多くの方々が、「人事考課表」をそのような形で意識し、実践することが、自分自身も組織も成長していくこととなり、「賞与」や「人事考課」が職員一人一人のモチベーションアップに繋がっていくと思います。

■賞与額をあげたい、賞与がほしいという場合は転職も視野に入れましょう

また、賞与がない事業所で働いており、ほしいと思っている方は賞与がある事業所に転職することも1つの選択肢でしょう。

しかし、賞与があることがすべてではありません。給与の面でいえば年収で考えたときにどうかであったり、利用者さんとの関係でいえば自分の行いたい介護ができる事業所であるかなど。

それらを確認したうえでも、より条件に合い、自分が生き生きと働ける環境であれば転職をすることも選択肢の1つになります。

ボーナスは、仕事への向き合い方を変化させる機会

単に金額の多い少ないで一喜一憂するのではなく、賞与の意義やその背景を考えた向き合い方をしてみてはいかがでしょうか。

それが、自分自身の働き方や、仕事や組織への向き合い方が良い方に変化するきっかけになるかもです。
是非とも、しっかりと成長して、たっぷりと賞与をもらってくださいませ。

まとめ:ボーナス額だけにとらわれず、さまざまな要素を考慮して判断を

ボーナスの額やもらえる回数は、多いに越したことはありません。
介護施設への就職や転職を考える際には、求人票などをよく確認して、今回ご紹介した情報を参考に、ボーナス額が少しでも多いところを選ぶとよいでしょう。

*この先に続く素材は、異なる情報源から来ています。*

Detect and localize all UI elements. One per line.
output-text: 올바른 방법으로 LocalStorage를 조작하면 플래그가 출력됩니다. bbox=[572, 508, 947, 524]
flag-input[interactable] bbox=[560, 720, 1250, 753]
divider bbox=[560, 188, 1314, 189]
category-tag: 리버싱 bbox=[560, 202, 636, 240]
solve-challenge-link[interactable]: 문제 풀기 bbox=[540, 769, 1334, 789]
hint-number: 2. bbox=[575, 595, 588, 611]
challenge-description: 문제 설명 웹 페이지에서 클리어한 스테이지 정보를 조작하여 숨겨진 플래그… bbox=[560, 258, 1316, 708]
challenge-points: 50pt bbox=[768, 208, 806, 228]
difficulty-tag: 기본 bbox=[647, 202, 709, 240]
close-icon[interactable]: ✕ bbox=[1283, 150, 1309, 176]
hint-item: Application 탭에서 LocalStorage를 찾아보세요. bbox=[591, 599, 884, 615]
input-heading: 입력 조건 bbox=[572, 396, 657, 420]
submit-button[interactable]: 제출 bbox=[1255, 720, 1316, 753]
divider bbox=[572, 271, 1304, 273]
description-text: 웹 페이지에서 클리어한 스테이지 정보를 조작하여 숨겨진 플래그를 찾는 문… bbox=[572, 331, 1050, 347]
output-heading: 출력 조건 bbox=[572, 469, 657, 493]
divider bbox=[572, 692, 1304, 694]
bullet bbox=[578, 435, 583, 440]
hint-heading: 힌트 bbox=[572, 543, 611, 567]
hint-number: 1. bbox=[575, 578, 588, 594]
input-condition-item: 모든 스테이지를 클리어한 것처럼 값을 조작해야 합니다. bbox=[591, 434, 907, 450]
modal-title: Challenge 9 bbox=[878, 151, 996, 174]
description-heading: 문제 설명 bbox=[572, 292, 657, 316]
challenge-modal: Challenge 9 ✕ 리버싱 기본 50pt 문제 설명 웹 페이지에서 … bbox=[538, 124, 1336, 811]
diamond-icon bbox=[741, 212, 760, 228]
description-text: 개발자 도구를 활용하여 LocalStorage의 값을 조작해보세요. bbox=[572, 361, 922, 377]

ただし、職場選びで考慮すべきポイントはボーナスだけではありません。
事業所によっては、基本給が少ない代わりにボーナスを高めに設定している場合もあります。

また、基本給やボーナス額が高い施設ほど、要介護度の高い利用者が多く、重労働になる傾向があるのも現実です。
ボーナス額だけでなく、基本給や職場環境、サービス形態、利用者の要介護度など、さまざまな要素を考慮して、自分に合った勤務先を選ぶことが大切です。